Reliant asks FERC to drop California price caps

The natural gas 'proxy' price used to determine electricity fuel costs in California is 'distorting' the market and should be rescinded, Reliant Energy Inc., Houston, said in a petition filed with the Federal Energy Regulatory Commission. In an emergency filing Monday, Reliant asked FERC to drop or amend the price caps on electricity in California.

Jun 6th, 2001


By the OGJ Online Staff

HOUSTON, June 6 -- The natural gas "proxy" price used to determine electricity fuel costs in California is "distorting" the market and should be rescinded, Reliant Energy Inc., Houston, said in a petition filed with the Federal Energy Regulatory Commission.

In an emergency filing Monday, Reliant asked FERC to drop or amend the price caps on electricity in California. Reliant said the price caps first applied May 29 send inaccurate market signals and are actually decreasing supply and increasing demand.

Joe Bob Perkins, president of Reliant Energy Wholesale Group, said the reported dispatch costs in southern California during emergencies are far below what the actual financial settlements will be under FERC's final market mitigation order.

He said the proxy price used for natural gas doesn't reflect how the gas market actually works in California. The blended fuel cost index which averages gas costs in northern and southern California is an "impossibility" in the real market, he said.

As a result, the California Independent System Operator (ISO) can require "generators dispatch power at reported market clearing prices well below actual cost when back-up generation capacity begins to dip below 7.5%," Perkins said.

Moreover, he said, price caps distort dispatch signals on peaking plants, which in some cases may be run only a few days of the year because of emission regulations. Current FERC price controls encourage the ISO to purchase power from emergency peaking plants before it is really needed, even in the absence of a Stage 3 emergency, Perkins said.

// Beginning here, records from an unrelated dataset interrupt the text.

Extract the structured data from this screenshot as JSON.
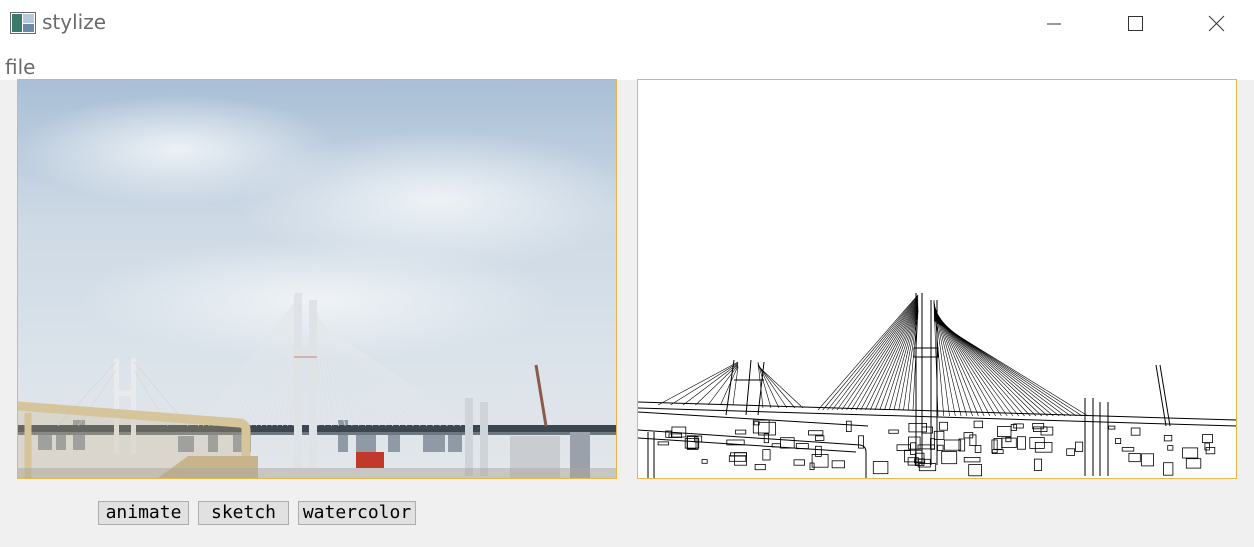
{
  "window": {
    "title": "stylize",
    "controls": {
      "minimize": "minimize-icon",
      "maximize": "maximize-icon",
      "close": "close-icon"
    }
  },
  "menu": {
    "file_label": "file"
  },
  "panels": {
    "original": {
      "content": "photo of a cable-stayed bridge under a cloudy sky"
    },
    "stylized": {
      "content": "edge-detected line drawing of the same bridge scene"
    }
  },
  "buttons": {
    "animate_label": "animate",
    "sketch_label": "sketch",
    "watercolor_label": "watercolor"
  },
  "colors": {
    "panel_border": "#e8b84a",
    "window_bg": "#f0f0f0",
    "button_bg": "#e1e1e1"
  }
}
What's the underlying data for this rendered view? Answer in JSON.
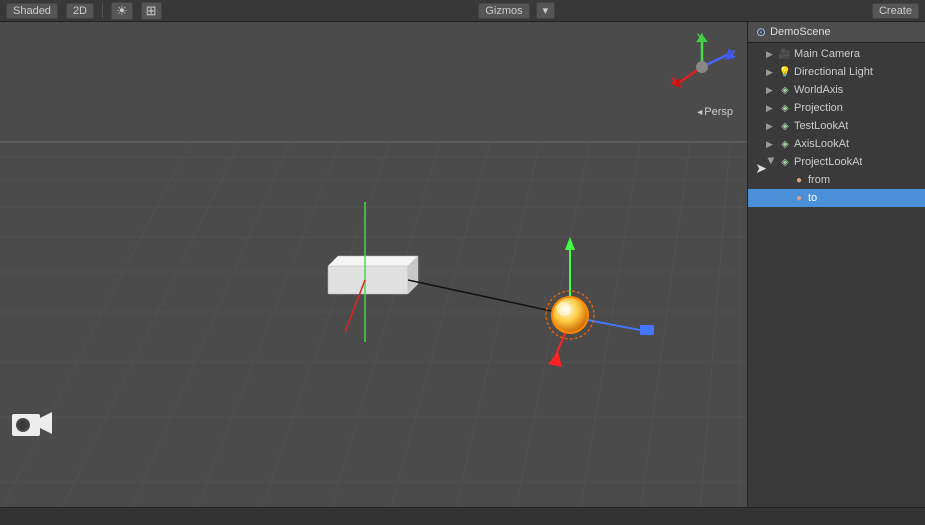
{
  "toolbar": {
    "left_buttons": [
      "Shaded",
      "2D",
      "gizmo1",
      "gizmo2"
    ],
    "center_buttons": [
      "Gizmos",
      "v"
    ],
    "right_buttons": []
  },
  "viewport": {
    "projection": "Persp",
    "camera_label": "◂Persp"
  },
  "hierarchy": {
    "title": "DemoScene",
    "items": [
      {
        "id": "main-camera",
        "label": "Main Camera",
        "indent": 1,
        "icon": "camera",
        "expanded": false,
        "selected": false
      },
      {
        "id": "directional-light",
        "label": "Directional Light",
        "indent": 1,
        "icon": "light",
        "expanded": false,
        "selected": false
      },
      {
        "id": "world-axis",
        "label": "WorldAxis",
        "indent": 1,
        "icon": "object",
        "expanded": false,
        "selected": false
      },
      {
        "id": "projection",
        "label": "Projection",
        "indent": 1,
        "icon": "object",
        "expanded": false,
        "selected": false
      },
      {
        "id": "test-look-at",
        "label": "TestLookAt",
        "indent": 1,
        "icon": "object",
        "expanded": false,
        "selected": false
      },
      {
        "id": "axis-look-at",
        "label": "AxisLookAt",
        "indent": 1,
        "icon": "object",
        "expanded": false,
        "selected": false
      },
      {
        "id": "project-look-at",
        "label": "ProjectLookAt",
        "indent": 1,
        "icon": "object",
        "expanded": true,
        "selected": false
      },
      {
        "id": "from",
        "label": "from",
        "indent": 2,
        "icon": "sphere",
        "expanded": false,
        "selected": false
      },
      {
        "id": "to",
        "label": "to",
        "indent": 2,
        "icon": "sphere",
        "expanded": false,
        "selected": true
      }
    ]
  },
  "status": ""
}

Earlier, Gov. Gray Davis singled out Reliant for charging $1,900/Mw-hr for electricity. Reliant responded the power came from a peaking plant that could only be run a few days a year and the company used the high price to discourage the ISO from utilizing it.

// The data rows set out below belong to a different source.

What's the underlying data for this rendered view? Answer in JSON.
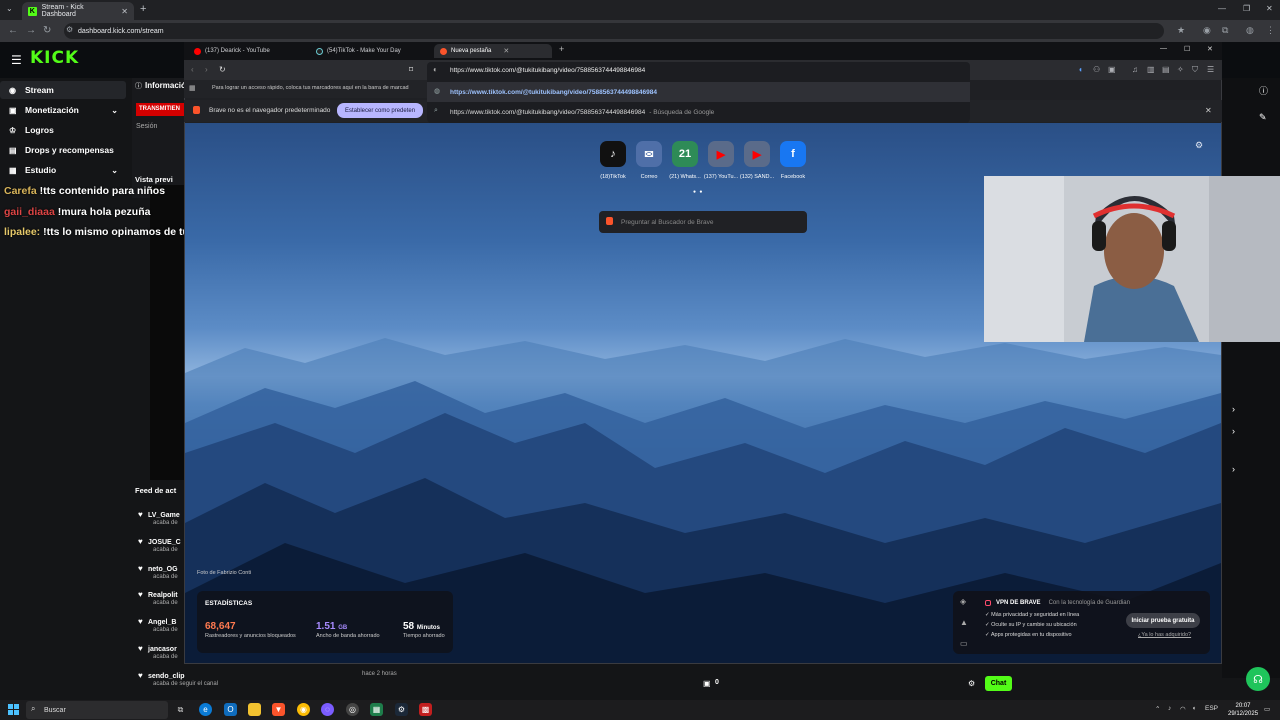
{
  "chrome": {
    "tab_title": "Stream - Kick Dashboard",
    "new_tab": "+",
    "url": "dashboard.kick.com/stream"
  },
  "kick": {
    "logo": "KICK",
    "sidebar": {
      "items": [
        {
          "label": "Stream",
          "icon": "broadcast-icon"
        },
        {
          "label": "Monetización",
          "icon": "money-icon"
        },
        {
          "label": "Logros",
          "icon": "trophy-icon"
        },
        {
          "label": "Drops y recompensas",
          "icon": "gift-icon"
        },
        {
          "label": "Estudio",
          "icon": "studio-icon"
        }
      ]
    },
    "chat_overlay": [
      {
        "user": "Carefa",
        "message": "!tts contenido para niños"
      },
      {
        "user": "gaii_diaaa",
        "message": "!mura hola pezuña"
      },
      {
        "user": "lipalee:",
        "message": "!tts lo mismo opinamos de tu contenido"
      }
    ],
    "info_title": "Informació",
    "transmit_badge": "TRANSMITIEN",
    "session_label": "Sesión",
    "preview_title": "Vista previ",
    "feed_title": "Feed de act",
    "feed": [
      {
        "name": "LV_Game",
        "sub": "acaba de"
      },
      {
        "name": "JOSUE_C",
        "sub": "acaba de"
      },
      {
        "name": "neto_OG",
        "sub": "acaba de"
      },
      {
        "name": "Realpolit",
        "sub": "acaba de"
      },
      {
        "name": "Angel_B",
        "sub": "acaba de"
      },
      {
        "name": "jancasor",
        "sub": "acaba de"
      },
      {
        "name": "sendo_clip",
        "sub": "acaba de seguir el canal",
        "time": "hace 2 horas"
      }
    ],
    "chat_button": "Chat",
    "gift_count": "0"
  },
  "brave": {
    "tabs": [
      {
        "title": "(137) Dearick - YouTube"
      },
      {
        "title": "(54)TikTok - Make Your Day"
      },
      {
        "title": "Nueva pestaña"
      }
    ],
    "omnibox_value": "https://www.tiktok.com/@tukitukibang/video/7588563744498846984",
    "suggestions": [
      {
        "text": "https://www.tiktok.com/@tukitukibang/video/7588563744498846984",
        "sub": ""
      },
      {
        "text": "https://www.tiktok.com/@tukitukibang/video/7588563744498846984",
        "sub": "- Búsqueda de Google"
      }
    ],
    "bookmarks_hint": "Para lograr un acceso rápido, coloca tus marcadores aquí en la barra de marcad",
    "infobar_text": "Brave no es el navegador predeterminado",
    "infobar_button": "Establecer como predeten",
    "speed_dials": [
      {
        "label": "(18)TikTok",
        "icon": "tiktok-icon",
        "glyph": "♪"
      },
      {
        "label": "Correo",
        "icon": "mail-icon",
        "glyph": "✉"
      },
      {
        "label": "(21) Whats...",
        "icon": "whatsapp-icon",
        "glyph": "21"
      },
      {
        "label": "(137) YouTu...",
        "icon": "youtube-icon",
        "glyph": "▶"
      },
      {
        "label": "(132) SAND...",
        "icon": "youtube-icon",
        "glyph": "▶"
      },
      {
        "label": "Facebook",
        "icon": "facebook-icon",
        "glyph": "f"
      }
    ],
    "search_placeholder": "Preguntar al Buscador de Brave",
    "photo_credit": "Foto de Fabrizio Conti",
    "stats": {
      "title": "ESTADÍSTICAS",
      "items": [
        {
          "value": "68,647",
          "unit": "",
          "label": "Rastreadores y anuncios bloqueados",
          "color": "#ff7a50"
        },
        {
          "value": "1.51",
          "unit": "GB",
          "label": "Ancho de banda ahorrado",
          "color": "#a78bff"
        },
        {
          "value": "58",
          "unit": "Minutos",
          "label": "Tiempo ahorrado",
          "color": "#ffffff"
        }
      ]
    },
    "vpn": {
      "title": "VPN DE BRAVE",
      "subtitle": "Con la tecnología de Guardian",
      "items": [
        "Más privacidad y seguridad en línea",
        "Oculte su IP y cambie su ubicación",
        "Apps protegidas en tu dispositivo"
      ],
      "button": "Iniciar prueba gratuita",
      "link": "¿Ya lo has adquirido?"
    }
  },
  "taskbar": {
    "search_placeholder": "Buscar",
    "language": "ESP",
    "time": "20:07",
    "date": "29/12/2025"
  }
}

Running peaking plant depletes supplies that will, by law, run out when blackout season intensifies later this summer, Perkins argued. He asserted power from peaking units should only be purchased when blackouts are imminent, not during Stage 1 or 2 emergencies.

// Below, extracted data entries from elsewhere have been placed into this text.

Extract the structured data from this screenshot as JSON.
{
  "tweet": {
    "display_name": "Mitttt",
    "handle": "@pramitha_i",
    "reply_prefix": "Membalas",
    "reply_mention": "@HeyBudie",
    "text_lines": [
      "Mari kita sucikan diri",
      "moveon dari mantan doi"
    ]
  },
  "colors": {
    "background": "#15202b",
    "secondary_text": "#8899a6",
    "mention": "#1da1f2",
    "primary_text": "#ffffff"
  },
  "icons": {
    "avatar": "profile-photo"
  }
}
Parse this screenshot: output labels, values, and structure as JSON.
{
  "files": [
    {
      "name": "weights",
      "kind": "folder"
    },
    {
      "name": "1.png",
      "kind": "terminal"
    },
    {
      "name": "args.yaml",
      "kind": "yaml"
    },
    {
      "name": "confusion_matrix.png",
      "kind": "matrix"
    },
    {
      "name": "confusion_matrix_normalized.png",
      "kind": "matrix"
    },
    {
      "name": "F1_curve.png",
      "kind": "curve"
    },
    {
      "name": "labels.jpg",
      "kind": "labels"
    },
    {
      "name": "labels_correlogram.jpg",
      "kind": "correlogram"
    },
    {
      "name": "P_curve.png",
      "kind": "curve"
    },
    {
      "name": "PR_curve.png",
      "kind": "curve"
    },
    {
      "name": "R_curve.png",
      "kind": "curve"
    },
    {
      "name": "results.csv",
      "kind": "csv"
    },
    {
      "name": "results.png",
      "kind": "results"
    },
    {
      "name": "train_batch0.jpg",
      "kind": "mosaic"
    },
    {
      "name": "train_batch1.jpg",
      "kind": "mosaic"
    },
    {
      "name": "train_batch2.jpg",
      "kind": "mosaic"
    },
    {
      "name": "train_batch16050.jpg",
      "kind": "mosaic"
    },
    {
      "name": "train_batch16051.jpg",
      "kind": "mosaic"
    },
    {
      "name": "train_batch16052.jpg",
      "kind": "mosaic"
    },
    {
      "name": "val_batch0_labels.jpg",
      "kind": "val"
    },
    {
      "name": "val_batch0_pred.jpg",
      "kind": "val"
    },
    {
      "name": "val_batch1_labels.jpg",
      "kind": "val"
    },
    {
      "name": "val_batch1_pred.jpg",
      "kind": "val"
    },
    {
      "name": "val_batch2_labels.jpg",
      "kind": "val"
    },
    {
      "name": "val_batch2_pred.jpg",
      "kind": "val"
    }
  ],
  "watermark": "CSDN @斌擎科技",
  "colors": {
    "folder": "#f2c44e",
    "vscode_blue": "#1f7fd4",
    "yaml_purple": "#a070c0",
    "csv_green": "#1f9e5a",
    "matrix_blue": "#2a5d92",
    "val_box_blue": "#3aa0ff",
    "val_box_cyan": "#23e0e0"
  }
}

With no legal obligation to dispatch power to California, suppliers outside the state are not likely to sell into the state if reported market clearing prices are below their cost of production, Perkins said. During emergencies, utilities across the western region are not likely to take on additional risks and costs if they don't believe they will be fully compensated, a situation the current price caps create, he said.